An entrepreneur is only one of two things: a successful, self-employed mogul that invests in companies like Facebook and Uber, or a failed un-employee who is kidding himself by throwing that title around to self-describe. But have you considered what the different types of entrepreneurship actually are?
The stereotypical entrepreneur
Does this stereotype seem familiar?
That might be because these are the only two focal points society places on the term “entrepreneur”.
Dealing with extremity is a dangerous game, and rarely applies.
The extreme stereotype of entrepreneurs needs to be debunked and destroyed.
How Can Entrepreneurship Be Defined?
This is a loaded question, because I believe there is no true answer. But the stigma that entrepreneurs are either über-rich or complete failures is heinous.
How could we define entrepreneurship in a way that truly did it justice? What does an individual have to be doing to be considered an entrepreneur?
Let’s consider the following:
any individual who is actively working toward making their dream outcome a reality can be an entrepreneur.
Are we O.K. with that?
There will be those who say that the term is thrown around too loosely, and that it should only be reserved for the elite few that actually make it big on this path.
But what about the dreamers that want it just as bad? What about the self-starters that work tirelessly toward these goals, but lack resources to accelerate their progress?

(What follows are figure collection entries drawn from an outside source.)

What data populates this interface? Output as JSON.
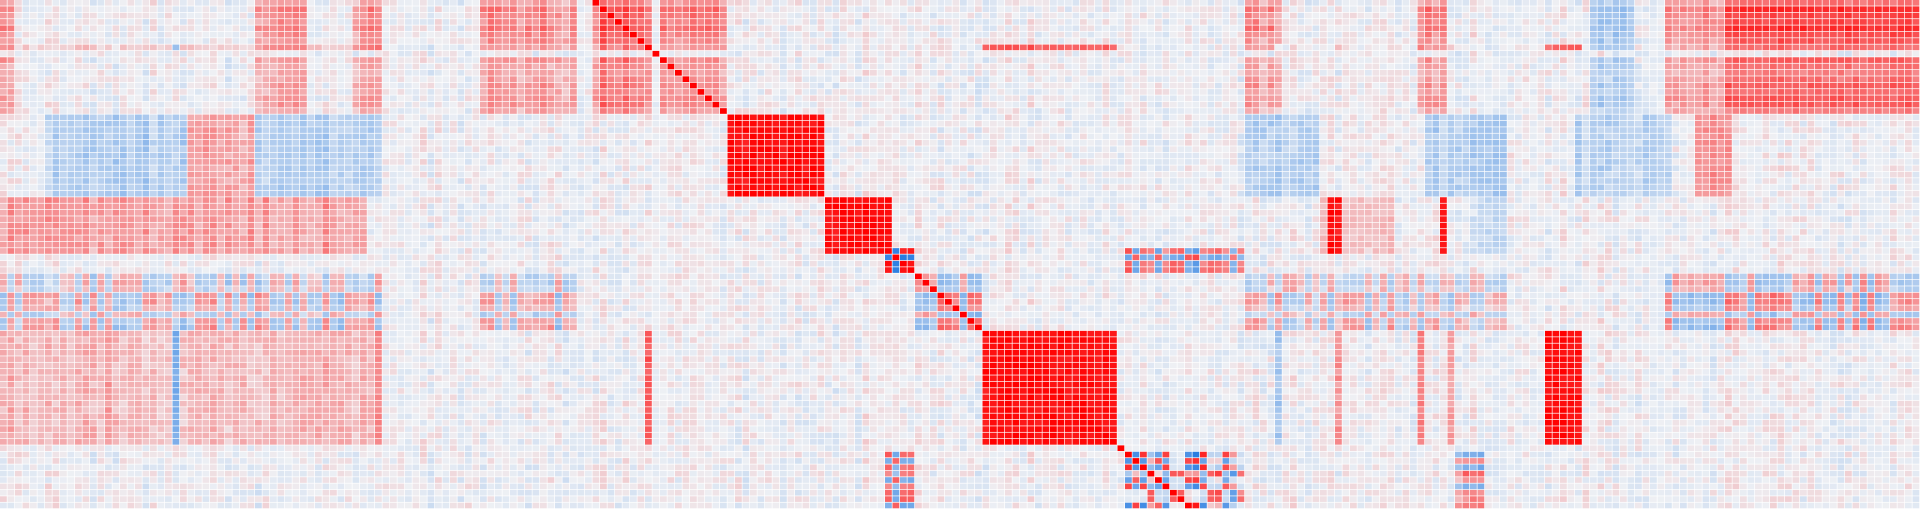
{
  "chart_data": {
    "type": "heatmap",
    "title": "",
    "xlabel": "",
    "ylabel": "",
    "value_range": [
      -1,
      1
    ],
    "n_rows": 80,
    "n_cols": 256,
    "row_variables_start": 79,
    "col_variables_start": 0,
    "grid": true,
    "legend": "none",
    "colors": {
      "negative": "#1f77e0",
      "zero": "#eef0f4",
      "positive": "#ff0000",
      "gridline": "#ffffff"
    },
    "diagonal_value": 1,
    "factors": [
      {
        "members": [
          [
            230,
            255,
            0.9
          ],
          [
            79,
            86,
            0.88
          ],
          [
            166,
            170,
            0.6
          ],
          [
            0,
            1,
            0.6
          ],
          [
            64,
            76,
            0.62
          ],
          [
            34,
            40,
            0.6
          ],
          [
            47,
            50,
            0.6
          ],
          [
            88,
            96,
            0.7
          ],
          [
            189,
            192,
            0.6
          ],
          [
            222,
            229,
            0.6
          ],
          [
            212,
            217,
            -0.5
          ]
        ]
      },
      {
        "members": [
          [
            97,
            109,
            0.97
          ],
          [
            6,
            50,
            -0.3
          ],
          [
            25,
            33,
            0.35
          ],
          [
            226,
            230,
            0.4
          ],
          [
            166,
            175,
            -0.28
          ],
          [
            190,
            200,
            -0.3
          ],
          [
            210,
            222,
            -0.25
          ]
        ]
      },
      {
        "members": [
          [
            110,
            118,
            0.97
          ],
          [
            0,
            48,
            0.38
          ],
          [
            177,
            178,
            0.95
          ],
          [
            192,
            192,
            0.9
          ],
          [
            16,
            20,
            -0.3
          ],
          [
            176,
            185,
            0.2
          ],
          [
            196,
            200,
            -0.2
          ]
        ]
      },
      {
        "members": [
          [
            118,
            121,
            0.95,
            "mixed"
          ],
          [
            150,
            165,
            0.7,
            "mixed"
          ]
        ]
      },
      {
        "members": [
          [
            131,
            148,
            0.97
          ],
          [
            206,
            210,
            0.97
          ],
          [
            50,
            50,
            0.6
          ],
          [
            14,
            14,
            0.55
          ],
          [
            86,
            86,
            0.6
          ],
          [
            23,
            23,
            -0.55
          ],
          [
            0,
            50,
            0.25
          ],
          [
            170,
            170,
            -0.5
          ],
          [
            178,
            178,
            0.5
          ],
          [
            189,
            189,
            0.5
          ],
          [
            193,
            193,
            0.5
          ]
        ]
      },
      {
        "members": [
          [
            150,
            165,
            0.8,
            "mixed"
          ],
          [
            197,
            197,
            0.8
          ],
          [
            194,
            196,
            0.75
          ]
        ]
      },
      {
        "members": [
          [
            122,
            130,
            0.75,
            "mixed"
          ],
          [
            222,
            255,
            0.7,
            "mixed"
          ],
          [
            0,
            50,
            0.5,
            "mixed"
          ],
          [
            64,
            76,
            0.5,
            "mixed"
          ],
          [
            166,
            200,
            0.45,
            "mixed"
          ]
        ]
      }
    ]
  }
}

What Are Some of the Different Types of Entrepreneurship?
Let’s start with the easy stuff, and then work our way down a list of increasingly overlooked entrepreneurs.
- Startup founders
- App developers
- Tech investors
- Marketing gurus
- Educators of any kind
And the list goes on and on. The purpose here is to show that it is futile to restrict entrepreneurship to one group of people.
Everyone has the opportunity to side hustle their way to the top of where they would like to be, and isn’t that what it’s really about?
The Power of Aspiring to Become Something Greater
There will be those on our path to chasing our dreams that will doubt and deter.
This can serve either as powerful motivation to plow through and truck forward, or as a depleting stumbling block that stops our progress.
What choice will we make? What do we truly want, and what are we willing to go through to get it?
The journey of becoming an entrepreneur or founder is only meaningful when we aren’t looking to change who we are, but to change who we can help.
You are currently good enough to achieve what you want most. After all, you are the one that dreamed it up in the first place, so who is more qualified than you to make it happen?
Let’s not seek to be different people and change ourselves for the sake of entrepreneurship. Rather, aspire to become an increasingly more refined version of the very “you” that has the desire to achieve your goals.
If you are a young entrepreneur that is looking for a way to break free from the criticism of the “more experienced” hecklers, you could use a friend during this journey.
Instead of tearing people down because they have a dream or ambition or however it may be labeled, let’s bind together as a community of likeminded and kind entrepreneurs.
Let’s work together to get where we want to go separately.